We arrive in Banff 3/24 and head straight to the grocery store, having heard from our AirBnB host that things were pretty well stocked. Indeed they were! They were out of beans, sugar, flour, hand sanitizer, and were low on eggs, had just one pint of Haagen-Daz left (ours now!). But generally they were well stocked with fresh items and wht we needed. So far, we have continued to eat well. The AirBnb itself was smaller than it looked in the pictures, but bright and has a great view of the mountains.

Reports from New York are worsening and there is a concern that the system will be overrun. John Mandrola re-tweets this from one of the NY hospitals:

The next day, Peter Rice texts us that Dr. Cabeza, who commutes all the way from Peru, has to quit to take care of her elderly mother, and of course there may be travel restrictions. That left a total of three weeks without coverage; Seong decides to pitch in but we have major concerns about logistics, quarantine, PPE, and personal safety. She responds the next day that she will take a week beginning June 30, and we wait to see if any of the other two weeks get filled by others. Presumably, we would know a lot more about this pandemic by then, PPE would be available, and so forth. In any case this could represent a major change in plans. We were sort of prepared for this anyway, but I’m clearly a lot more concerned than Seong is.

On the same day, Seong’s mom calls feeling poorly, with GI symptoms, shortness of breath, and fatigue; she tells Seong that she will be going to bed at 6pm. She rarely calls Seong with symptoms like this and it’s pretty concerning; could symptoms represent a small heart attack?

But by the next morning she’s feeling much better, so Seong is too.
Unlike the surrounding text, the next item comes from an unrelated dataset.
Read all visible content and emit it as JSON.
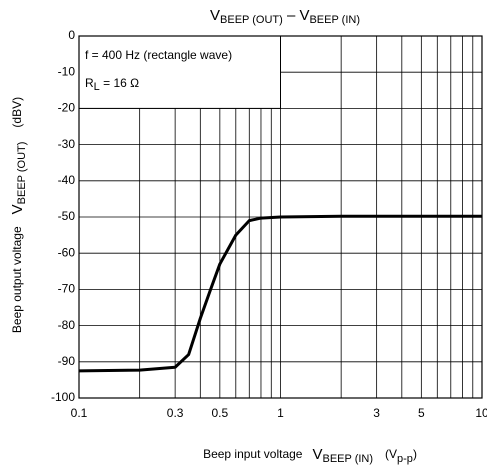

Mom decides to wake us up early to sing her Happy Birthday – all the other family members had beat us to it.

By March 25, Italy is really having trouble, with over 600 new deaths per day, and an overall mortality rate of 10%.

Our days are mostly the same – breakfast, lazy start, skiing at the Canmore Nordic Center, then back home for some snacks, dinner, wine. We had bought six wines fro a local wine merchant, all of which were fine but the best by far was a 2008 Maison Blanche Bordeaux. Overall we continue to eat just fine.
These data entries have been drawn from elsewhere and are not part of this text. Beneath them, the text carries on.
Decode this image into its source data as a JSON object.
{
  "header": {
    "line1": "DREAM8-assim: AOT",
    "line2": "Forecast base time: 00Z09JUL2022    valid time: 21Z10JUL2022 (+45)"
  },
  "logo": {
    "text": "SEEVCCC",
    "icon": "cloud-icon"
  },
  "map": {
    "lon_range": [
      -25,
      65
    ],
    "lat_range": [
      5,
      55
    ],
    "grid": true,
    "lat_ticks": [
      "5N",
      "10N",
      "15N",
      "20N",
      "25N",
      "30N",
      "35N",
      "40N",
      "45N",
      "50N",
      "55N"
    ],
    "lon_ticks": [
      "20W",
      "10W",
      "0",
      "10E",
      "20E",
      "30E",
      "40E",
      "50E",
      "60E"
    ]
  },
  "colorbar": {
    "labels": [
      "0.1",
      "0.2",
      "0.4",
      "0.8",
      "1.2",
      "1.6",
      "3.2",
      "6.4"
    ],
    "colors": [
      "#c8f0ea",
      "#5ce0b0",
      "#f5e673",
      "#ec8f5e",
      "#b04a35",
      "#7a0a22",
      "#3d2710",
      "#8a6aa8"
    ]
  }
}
On March 28 they start shutting down the parking lots to the Nordic Center, so we have to park down the road and ski in. The next day they close even that lot and we had to park at the dog park, then walk nearly 30 minutes to go skiing. It was pretty warm and sticky so we used the liquid wax, but it was still pretty slow.

I had been having a pretty civil exchange with Sheasby up until now, but we differed on the data for azithromycin and hydroxychloroquine, which the media have taken up as some sort of cure-all; I send him a few minutes of a podcast by John Mandrola about the weaknesses of the French publication that prompted the entire thing; I maintained that the evidence was good enough recommend an RCT. This was the last straw though; he responded with:

“No actionable data” …Hilarious You remind of the judge who said the 8 or so irrefutable facts I cited were irrelevant – he made his decision in favor of Teri for one reason, my “demeanor”. Another judge in response to a question about the date of a deadline refused to answer it and told me to hire an attorney – after not letting me explain a delay (eg Kayla was sick). Another judge suggested why I hired my attorney – like he could read my mind – which was completely wrong. All 4 of you can Fuck Off. You all are either stupid, ignorant and/or so biased you’re functionally operating at diminished capacity FYI in the last month or so I have not heard one person say it is “just” like the flu – and anything to that effect was only drawing one parallel – typically net annual deaths or the like. when I hear conservatives comment about liberal news I go to the source to verify – it smells like you get your info about conservative viewpoints from liberal sources – which if true, is at the best ill-advises and probably just fucking stupid

I didn’t quite know how to respond, so I didn’t, which perhaps means that’s the end of our relationship? Hard to say. We certainly never convinced one another of a single thing so ultimately it probably wasn’t too advantageous for either of us.

Finally, on 3/30, we decide to take a day off from exercise. By then US cases had increased dramatically and both Italy and Spain have mortality rates in the 10% range.

On our last day in Banff, we were able to score locally made hand sanitizer from O’ Canada Soapworks – 99% ethyl alcohol, they tell us. It smells like alcohol. We are pretty happy about it and buy two pints for $35/pint Canadian.